CVB Update
Visit Milwaukee announced on March 3 it had closed 2025 with record-breaking sales, booking 328,659 room nights and reaching 114% of its goal, a 14.4% year-over-year increase.
The announcement was made in front of 800 guests at the Bradley Symphony Center at the organization’s annual meeting.
“Last year showed what happens when strategy and execution align,” said Peggy Williams Smith, President & CEO of Visit Milwaukee. “We’re carrying that momentum into 2026 with bigger partnerships, broader reach and a sharper national presence.”
At the meeting, Visit Milwaukee unveiled its Milwaukee Tourism Index, a new reporting framework that brings together marketing return, room-night production, and broader tourism indicators to provide a clear, ongoing measure of impact.
“There is real energy around the year ahead,” Williams Smith said. “We are hosting bigger meetings, bigger sporting events and welcoming more storytellers to Milwaukee than ever before, expanding access so more people can be part of it and holding ourselves to a higher standard of accountability. That momentum translates into jobs, investment and long-term economic strength.”

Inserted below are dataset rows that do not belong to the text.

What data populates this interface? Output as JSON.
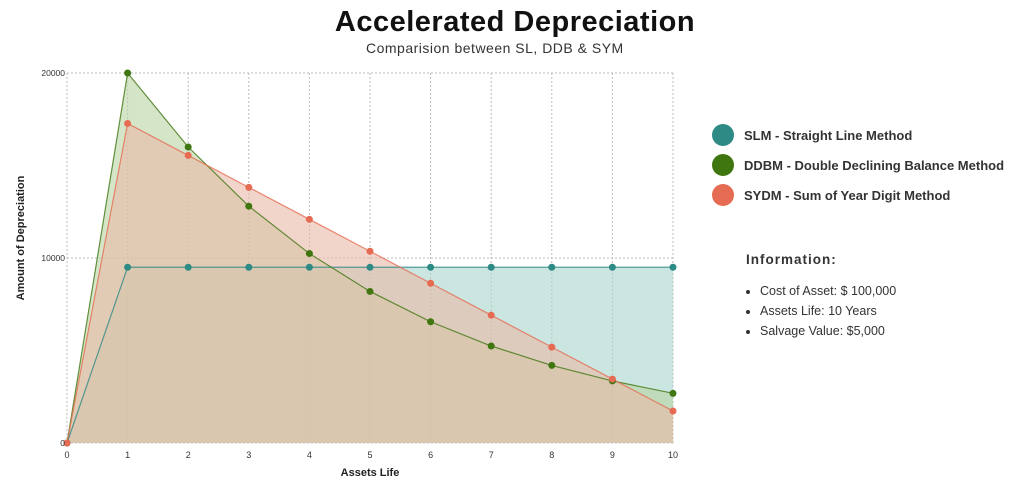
{
  "chart_data": {
    "type": "area",
    "title": "Accelerated Depreciation",
    "subtitle": "Comparision between SL, DDB & SYM",
    "xlabel": "Assets Life",
    "ylabel": "Amount of Depreciation",
    "x": [
      0,
      1,
      2,
      3,
      4,
      5,
      6,
      7,
      8,
      9,
      10
    ],
    "xticks": [
      "0",
      "1",
      "2",
      "3",
      "4",
      "5",
      "6",
      "7",
      "8",
      "9",
      "10"
    ],
    "yticks": [
      {
        "v": 0,
        "label": "0"
      },
      {
        "v": 10000,
        "label": "10000"
      },
      {
        "v": 20000,
        "label": "20000"
      }
    ],
    "xlim": [
      0,
      10
    ],
    "ylim": [
      0,
      20000
    ],
    "grid": true,
    "legend_placement": "right",
    "series": [
      {
        "name": "SLM - Straight Line Method",
        "color": "#2e8a84",
        "fill": "#a8d3cc",
        "values": [
          0,
          9500,
          9500,
          9500,
          9500,
          9500,
          9500,
          9500,
          9500,
          9500,
          9500
        ]
      },
      {
        "name": "DDBM - Double Declining Balance Method",
        "color": "#3f7610",
        "fill": "#b9d3a4",
        "values": [
          0,
          20000,
          16000,
          12800,
          10240,
          8192,
          6554,
          5243,
          4194,
          3355,
          2684
        ]
      },
      {
        "name": "SYDM - Sum of Year Digit Method",
        "color": "#e56b52",
        "fill": "#e9b9a6",
        "values": [
          0,
          17273,
          15545,
          13818,
          12091,
          10364,
          8636,
          6909,
          5182,
          3455,
          1727
        ]
      }
    ]
  },
  "info": {
    "heading": "Information:",
    "items": [
      "Cost of Asset: $ 100,000",
      "Assets Life: 10 Years",
      "Salvage Value:  $5,000"
    ]
  }
}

The Hawai‘i VCB announced on March 2 it has joined the Destination Think Collective, a global network of destinations committed to building a tourism industry that supports and benefits everyone in local communities, while protecting the planet and creating a resilient economy.
The Collective unites dozens of ambitious destinations worldwide, including Auckland, Banff, Copenhagen, Queenstown, and Aruba. For HVCB, membership aligns with its evolution toward what it calls a Destination Futures Enterprise, moving beyond a traditional destination marketing organization to steward Hawaiʻi as a living system, drawing on indigenous knowledge to shape visitor engagement while deliberately designing social, economic, and cultural outcomes.
“Tourism shapes how people understand the world and, as a result, what they choose to value,” said Aaron J. Salā, President & CEO of the Hawaiʻi VCB. “The willingness of destinations to redesign their tourism models around community well-being and environmental responsibility will ultimately define the next era of this industry. Hawaiʻi comes to this work grounded in indigenous knowledge systems that have long guided stewardship and reciprocity between people and place. We are stepping into this global collaboration ready to contribute what we have learned, to learn from peers doing serious work, and to help raise the standard for what tourism can and should deliver.”